El escriba no respondió. Caminaba con su nerviosismo acostumbrado, retorciéndose las manos. El combate en los pasillos parecía haber menguado. De hecho, cuando dejaron la escalera, el nuevo pasillo parecía terriblemente silencioso.
Siri caminaba con la nerviosa mano de Susebron alrededor de su cintura. No sabía qué estaba pensando él: no habían podido detenerse lo suficiente para que escribiera nada. Le dirigió una sonrisa de ánimo, pero ella sabía que todo tenía que resultarle tan aterrador como a ella. Probablemente aún más.
—No puedes hacer esto, Dedos Azules —dijo, dirigiéndose al pequeño hombre calvo.
—Es el único modo de ser libres —replicó Dedos Azules, sin volverse.

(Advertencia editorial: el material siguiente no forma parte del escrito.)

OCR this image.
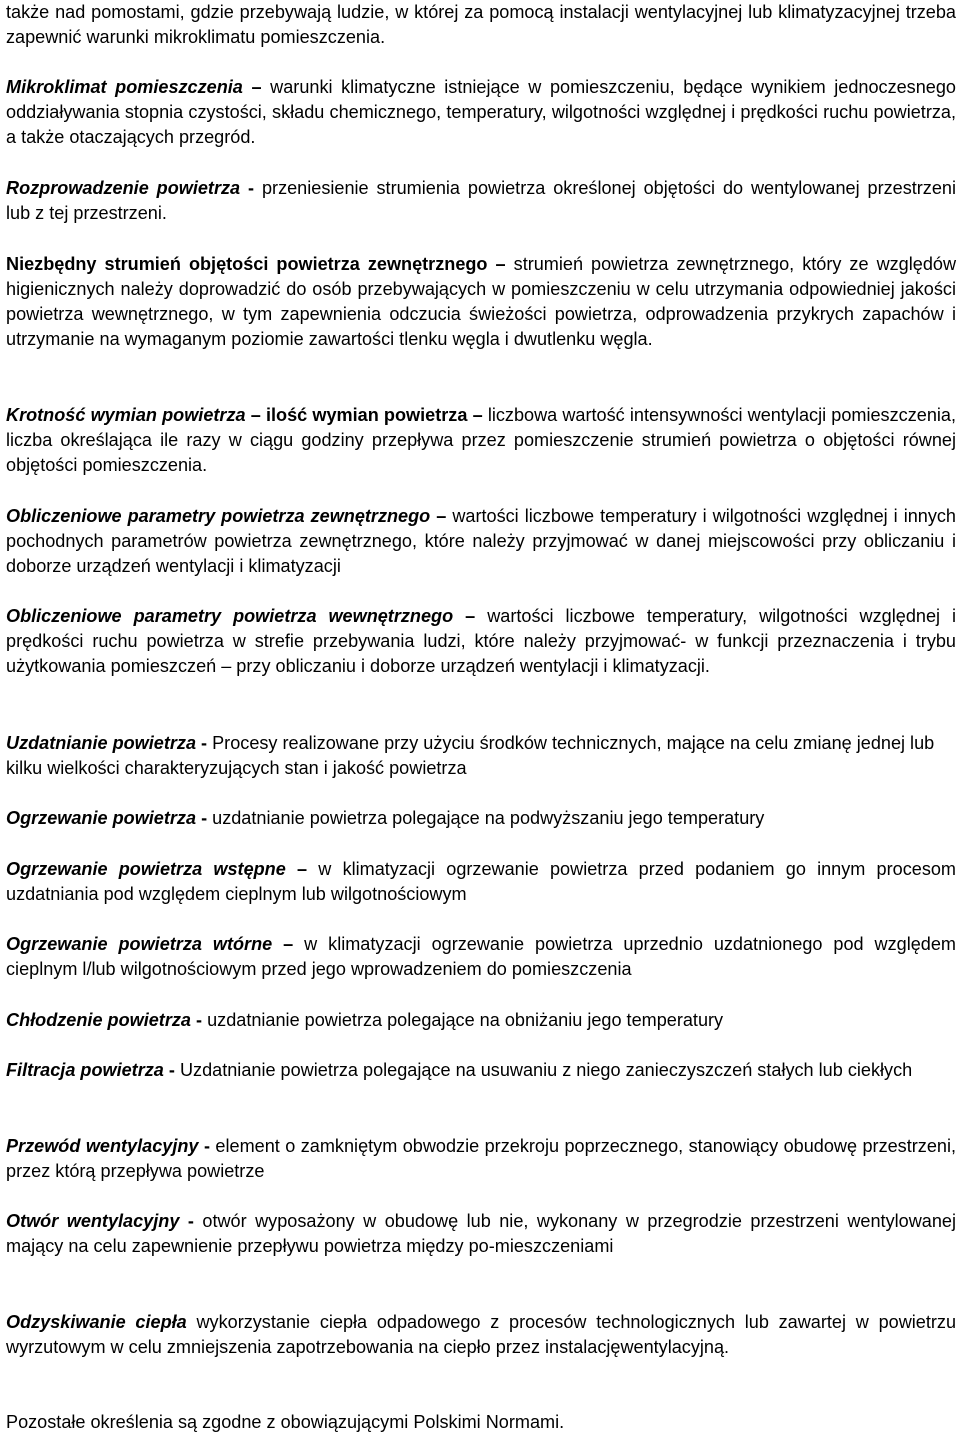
także nad pomostami, gdzie przebywają ludzie, w której za pomocą instalacji wentylacyjnej lub klimatyzacyjnej trzeba zapewnić warunki mikroklimatu pomieszczenia.

Mikroklimat pomieszczenia – warunki klimatyczne istniejące w pomieszczeniu, będące wynikiem jednoczesnego oddziaływania stopnia czystości, składu chemicznego, temperatury, wilgotności względnej i prędkości ruchu powietrza, a także otaczających przegród.

Rozprowadzenie powietrza - przeniesienie strumienia powietrza określonej objętości do wentylowanej przestrzeni lub z tej przestrzeni.

Niezbędny strumień objętości powietrza zewnętrznego – strumień powietrza zewnętrznego, który ze względów higienicznych należy doprowadzić do osób przebywających w pomieszczeniu w celu utrzymania odpowiedniej jakości powietrza wewnętrznego, w tym zapewnienia odczucia świeżości powietrza, odprowadzenia przykrych zapachów i utrzymanie na wymaganym poziomie zawartości tlenku węgla i dwutlenku węgla.

Krotność wymian powietrza – ilość wymian powietrza – liczbowa wartość intensywności wentylacji pomieszczenia, liczba określająca ile razy w ciągu godziny przepływa przez pomieszczenie strumień powietrza o objętości równej objętości pomieszczenia.

Obliczeniowe parametry powietrza zewnętrznego – wartości liczbowe temperatury i wilgotności względnej i innych pochodnych parametrów powietrza zewnętrznego, które należy przyjmować w danej miejscowości przy obliczaniu i doborze urządzeń wentylacji i klimatyzacji

Obliczeniowe parametry powietrza wewnętrznego – wartości liczbowe temperatury, wilgotności względnej i prędkości ruchu powietrza w strefie przebywania ludzi, które należy przyjmować- w funkcji przeznaczenia i trybu użytkowania pomieszczeń – przy obliczaniu i doborze urządzeń wentylacji i klimatyzacji.

Uzdatnianie powietrza - Procesy realizowane przy użyciu środków technicznych, mające na celu zmianę jednej lub kilku wielkości charakteryzujących stan i jakość powietrza

Ogrzewanie powietrza - uzdatnianie powietrza polegające na podwyższaniu jego temperatury

Ogrzewanie powietrza wstępne – w klimatyzacji ogrzewanie powietrza przed podaniem go innym procesom uzdatniania pod względem cieplnym lub wilgotnościowym

Ogrzewanie powietrza wtórne – w klimatyzacji ogrzewanie powietrza uprzednio uzdatnionego pod względem cieplnym l/lub wilgotnościowym przed jego wprowadzeniem do pomieszczenia

Chłodzenie powietrza - uzdatnianie powietrza polegające na obniżaniu jego temperatury

Filtracja powietrza - Uzdatnianie powietrza polegające na usuwaniu z niego zanieczyszczeń stałych lub ciekłych

Przewód wentylacyjny - element o zamkniętym obwodzie przekroju poprzecznego, stanowiący obudowę przestrzeni, przez którą przepływa powietrze

Otwór wentylacyjny - otwór wyposażony w obudowę lub nie, wykonany w przegrodzie przestrzeni wentylowanej mający na celu zapewnienie przepływu powietrza między po-mieszczeniami

Odzyskiwanie ciepła wykorzystanie ciepła odpadowego z procesów technologicznych lub zawartej w powietrzu wyrzutowym w celu zmniejszenia zapotrzebowania na ciepło przez instalacjęwentylacyjną.

Pozostałe określenia są zgodne z obowiązującymi Polskimi Normami.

—¡Pero no podéis! ¡Los idrianos son inocentes!
Él sacudió la cabeza.
—¿A cuántos de mi pueblo sacrificarías si eso significara la libertad del tuyo?
—¡A ninguno!
—Me gustaría verte decir eso si nuestras posiciones estuvieran cambiadas —repuso él, siempre sin mirarla a los ojos—. Yo… lamento tu dolor. Pero tu pueblo no es inocente. Son igual que los hallandrenses. En la Multiguerra nos arrollasteis, nos convertisteis en vuestros obreros y esclavos. Sólo al final, cuando la familia real huyó, se separaron Idris y Hallandren.
—Por favor —rogó Siri.
De pronto, Susebron le dio un puñetazo a un sinvida.

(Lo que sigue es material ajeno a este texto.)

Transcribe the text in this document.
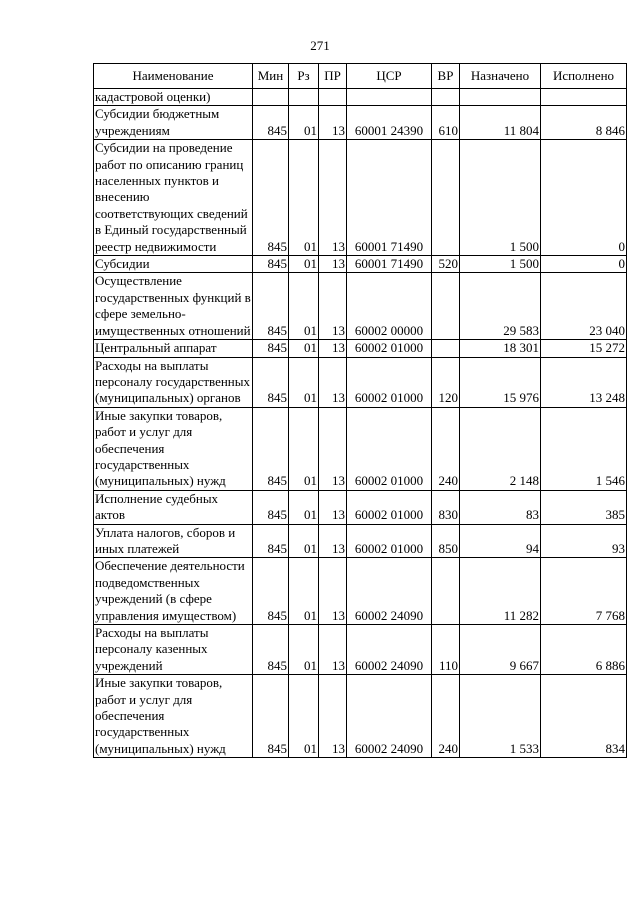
271
Наименование	Мин	Рз	ПР	ЦСР	ВР	Назначено	Исполнено
кадастровой оценки)							
Субсидии бюджетным учреждениям	845	01	13	60001 24390	610	11 804	8 846
Субсидии на проведение работ по описанию границ населенных пунктов и внесению соответствующих сведений в Единый государственный реестр недвижимости	845	01	13	60001 71490		1 500	0
Субсидии	845	01	13	60001 71490	520	1 500	0
Осуществление государственных функций в сфере земельно-имущественных отношений	845	01	13	60002 00000		29 583	23 040
Центральный аппарат	845	01	13	60002 01000		18 301	15 272
Расходы на выплаты персоналу государственных (муниципальных) органов	845	01	13	60002 01000	120	15 976	13 248
Иные закупки товаров, работ и услуг для обеспечения государственных (муниципальных) нужд	845	01	13	60002 01000	240	2 148	1 546
Исполнение судебных актов	845	01	13	60002 01000	830	83	385
Уплата налогов, сборов и иных платежей	845	01	13	60002 01000	850	94	93
Обеспечение деятельности подведомственных учреждений (в сфере управления имуществом)	845	01	13	60002 24090		11 282	7 768
Расходы на выплаты персоналу казенных учреждений	845	01	13	60002 24090	110	9 667	6 886
Иные закупки товаров, работ и услуг для обеспечения государственных (муниципальных) нужд	845	01	13	60002 24090	240	1 533	834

El rey-dios rugió, debatiéndose mientras daba una patada a otro. Entonces aparecieron docenas. Él la miró, agitando una mano, indicándole que huyera. Siri no pretendía dejarlo. En cambio, trató de agarrar a Dedos Azules, pero un sinvida fue demasiado rápido. La cogió del brazo, sujetándola con firmeza. Un par de hombres ataviados con las túnicas del clero de Susebron salieron de una escalera ante ellos, portando faroles. Siri, al mirar con atención, reconoció que eran gente de Pahn Kahl. Eran más bajos y el color de su piel era ligeramente desvaído.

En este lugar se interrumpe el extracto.